Den Reststrom decken die klassischen Stromversorger mit Energy Sharing – zum Beispiel an Tagen mit wenig Sonne oder Wind. Dies ist ein weiterer Vorteil der Rechnung für Verbraucher: Sie müssen sich keine Sorgen machen, an solchen Tagen keinen Strom liefern zu können.
Bundesrat und Forscher kritisieren den Gesetzesentwurf
Der deutsche Gesetzentwurf lässt allerdings offen, wie genau die Energieteilung funktionieren soll.
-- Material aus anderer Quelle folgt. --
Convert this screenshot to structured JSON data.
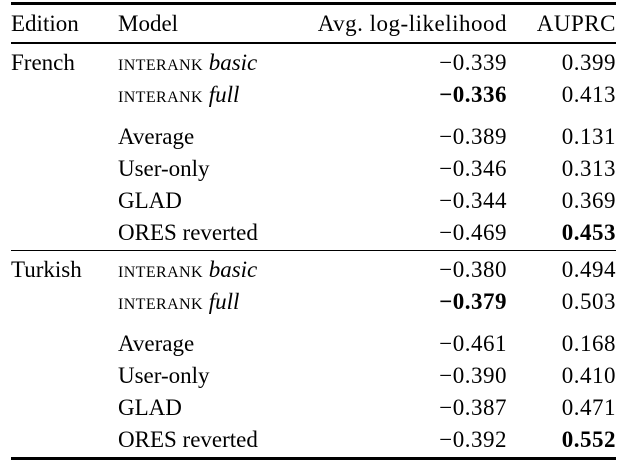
{
  "table": {
    "headers": {
      "edition": "Edition",
      "model": "Model",
      "log_likelihood": "Avg. log-likelihood",
      "auprc": "AUPRC"
    },
    "sections": [
      {
        "edition": "French",
        "model_rows": [
          {
            "model_smallcaps": "interank",
            "model_variant": "basic",
            "log_likelihood": "−0.339",
            "log_likelihood_bold": false,
            "auprc": "0.399",
            "auprc_bold": false
          },
          {
            "model_smallcaps": "interank",
            "model_variant": "full",
            "log_likelihood": "−0.336",
            "log_likelihood_bold": true,
            "auprc": "0.413",
            "auprc_bold": false
          }
        ],
        "baseline_rows": [
          {
            "model": "Average",
            "log_likelihood": "−0.389",
            "log_likelihood_bold": false,
            "auprc": "0.131",
            "auprc_bold": false
          },
          {
            "model": "User-only",
            "log_likelihood": "−0.346",
            "log_likelihood_bold": false,
            "auprc": "0.313",
            "auprc_bold": false
          },
          {
            "model": "GLAD",
            "log_likelihood": "−0.344",
            "log_likelihood_bold": false,
            "auprc": "0.369",
            "auprc_bold": false
          },
          {
            "model": "ORES reverted",
            "log_likelihood": "−0.469",
            "log_likelihood_bold": false,
            "auprc": "0.453",
            "auprc_bold": true
          }
        ]
      },
      {
        "edition": "Turkish",
        "model_rows": [
          {
            "model_smallcaps": "interank",
            "model_variant": "basic",
            "log_likelihood": "−0.380",
            "log_likelihood_bold": false,
            "auprc": "0.494",
            "auprc_bold": false
          },
          {
            "model_smallcaps": "interank",
            "model_variant": "full",
            "log_likelihood": "−0.379",
            "log_likelihood_bold": true,
            "auprc": "0.503",
            "auprc_bold": false
          }
        ],
        "baseline_rows": [
          {
            "model": "Average",
            "log_likelihood": "−0.461",
            "log_likelihood_bold": false,
            "auprc": "0.168",
            "auprc_bold": false
          },
          {
            "model": "User-only",
            "log_likelihood": "−0.390",
            "log_likelihood_bold": false,
            "auprc": "0.410",
            "auprc_bold": false
          },
          {
            "model": "GLAD",
            "log_likelihood": "−0.387",
            "log_likelihood_bold": false,
            "auprc": "0.471",
            "auprc_bold": false
          },
          {
            "model": "ORES reverted",
            "log_likelihood": "−0.392",
            "log_likelihood_bold": false,
            "auprc": "0.552",
            "auprc_bold": true
          }
        ]
      }
    ]
  }
}
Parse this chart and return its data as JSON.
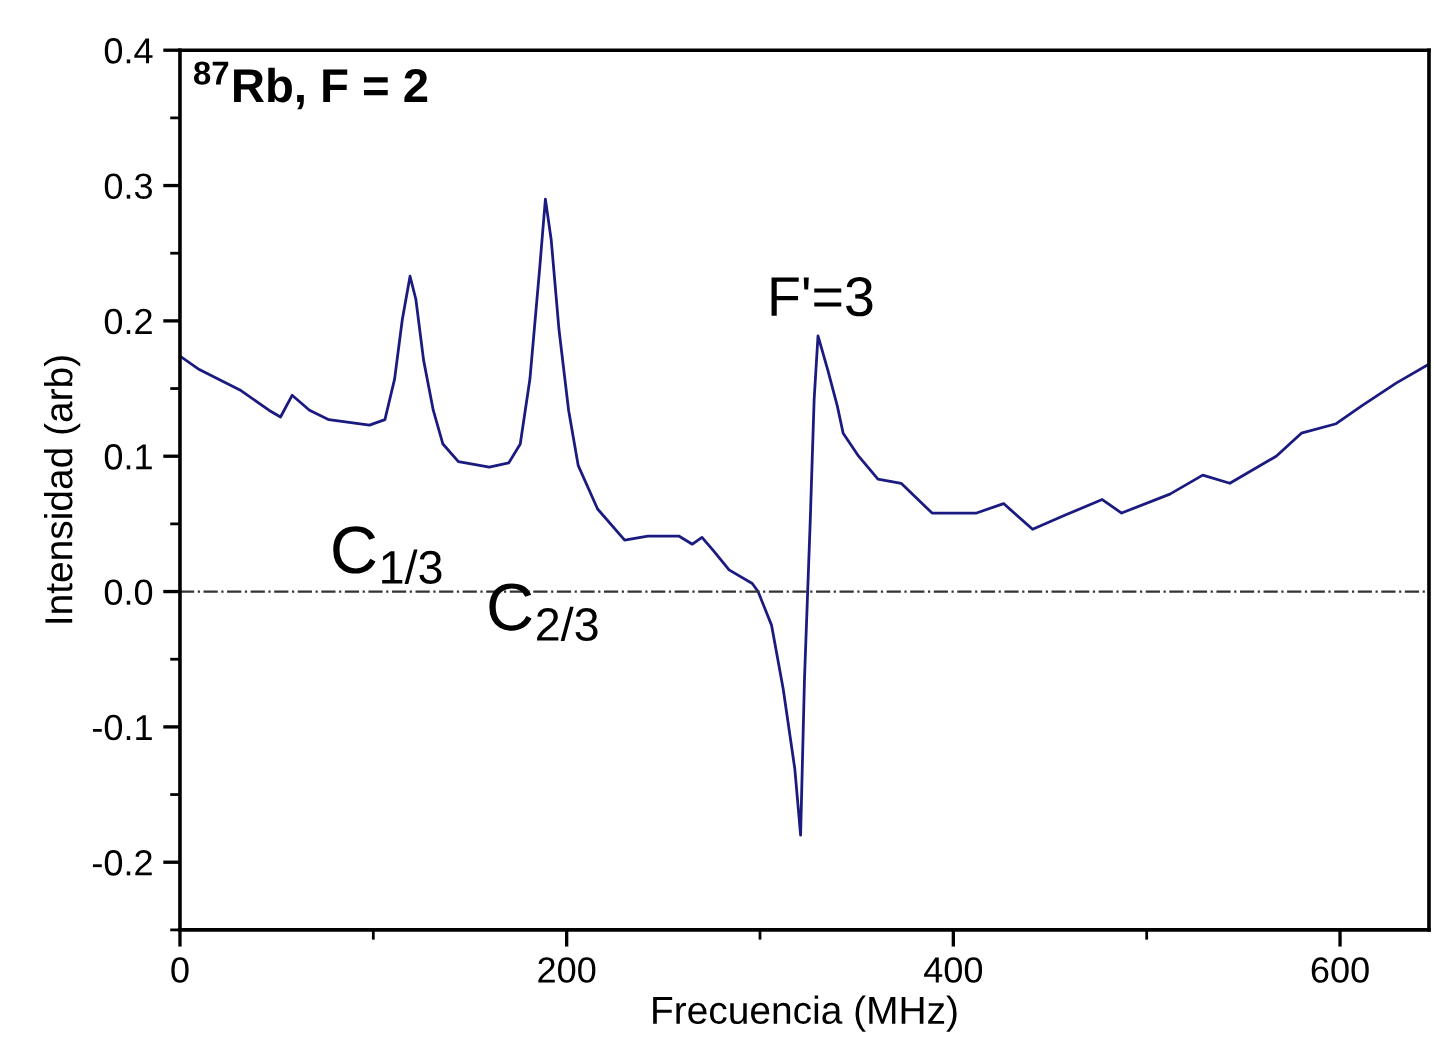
{
  "chart_data": {
    "type": "line",
    "xlabel": "Frecuencia (MHz)",
    "ylabel": "Intensidad (arb)",
    "annotations": [
      "$^{87}$Rb, F = 2",
      "C$_{1/3}$",
      "C$_{2/3}$",
      "F'=3"
    ],
    "series": [
      {
        "color": "#1a1a80",
        "x": [
          0,
          10,
          31,
          46,
          52,
          58,
          67,
          77,
          98,
          106,
          111,
          115,
          119,
          122,
          126,
          131,
          136,
          144,
          160,
          170,
          176,
          181,
          186,
          189,
          192,
          196,
          201,
          206,
          216,
          230,
          242,
          258,
          265,
          270,
          276,
          284,
          296,
          299,
          306,
          312,
          318,
          321,
          323,
          326,
          328,
          330,
          335,
          340,
          343,
          351,
          361,
          373,
          389,
          412,
          426,
          441,
          457,
          477,
          487,
          512,
          529,
          543,
          567,
          580,
          598,
          611,
          629,
          646
        ],
        "values": [
          0.174,
          0.164,
          0.149,
          0.134,
          0.129,
          0.145,
          0.134,
          0.127,
          0.123,
          0.127,
          0.157,
          0.201,
          0.233,
          0.216,
          0.171,
          0.134,
          0.109,
          0.096,
          0.092,
          0.095,
          0.109,
          0.157,
          0.238,
          0.29,
          0.26,
          0.194,
          0.134,
          0.093,
          0.061,
          0.038,
          0.041,
          0.041,
          0.035,
          0.04,
          0.03,
          0.016,
          0.006,
          0.0,
          -0.025,
          -0.072,
          -0.131,
          -0.18,
          -0.065,
          0.053,
          0.142,
          0.189,
          0.164,
          0.137,
          0.117,
          0.1,
          0.083,
          0.08,
          0.058,
          0.058,
          0.065,
          0.046,
          0.056,
          0.068,
          0.058,
          0.072,
          0.086,
          0.08,
          0.1,
          0.117,
          0.124,
          0.137,
          0.154,
          0.168
        ]
      }
    ],
    "xlim": [
      0,
      646
    ],
    "ylim": [
      -0.25,
      0.4
    ],
    "xticks": [
      0,
      {
        "value": 100,
        "label": null
      },
      200,
      {
        "value": 300,
        "label": null
      },
      400,
      {
        "value": 500,
        "label": null
      },
      600
    ],
    "yticks": [
      {
        "value": -0.25,
        "label": null
      },
      -0.2,
      {
        "value": -0.15,
        "label": null
      },
      -0.1,
      {
        "value": -0.05,
        "label": null
      },
      {
        "value": 0,
        "label": "0.0"
      },
      {
        "value": 0.05,
        "label": null
      },
      0.1,
      {
        "value": 0.15,
        "label": null
      },
      0.2,
      {
        "value": 0.25,
        "label": null
      },
      0.3,
      {
        "value": 0.35,
        "label": null
      },
      0.4
    ],
    "ref_lines": [
      {
        "axis": "y",
        "value": 0,
        "color": "#333333",
        "line_style": "dashdot"
      }
    ],
    "grid": false,
    "legend": false,
    "marker": "none",
    "line_style": "solid"
  }
}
Anders als in Italien und Österreich werden keine finanziellen Zuschüsse gewährt.
Das bedeutet, dass sich die Energieteilung für die meisten Solarbesitzer noch nicht lohnt. „Ohne finanzielle Anreize bleibt es ein Hobbyprojekt einiger weniger Privatleute“, sagt Louisa Wasmeier von der Forschungsstelle für Energiewirtschaft (FfE).
In einer Stellungnahme zum Gesetzesentwurf fordert der Bundesrat, dass die Teilnehmer einer Energiegemeinschaft finanziell entlohnt werden. Es besteht die Befürchtung, dass das Gesetz ansonsten so unattraktiv und unklar wäre, dass potenzielle Investoren davor zurückschrecken würden.
„Energieteilung muss funktionieren“
Solarbesitzer Matthias Thole aus Bakum ist zuversichtlich. Er spart bereits 200 Euro im Monat, weil er seinen Strom verkauft. „Durch die Energieteilung bekomme ich noch mehr Geld für meinen Strom und tue mit einem fairen Preis auch meinen Nachbarn etwas Gutes.“
Auch der Bürgermeister von Bakum unterstützt das Gesetz weiterhin. Damit die Energieteilung funktioniert, braucht die Bundesregierung jetzt eine klare Vision und Zukunftssicherheit.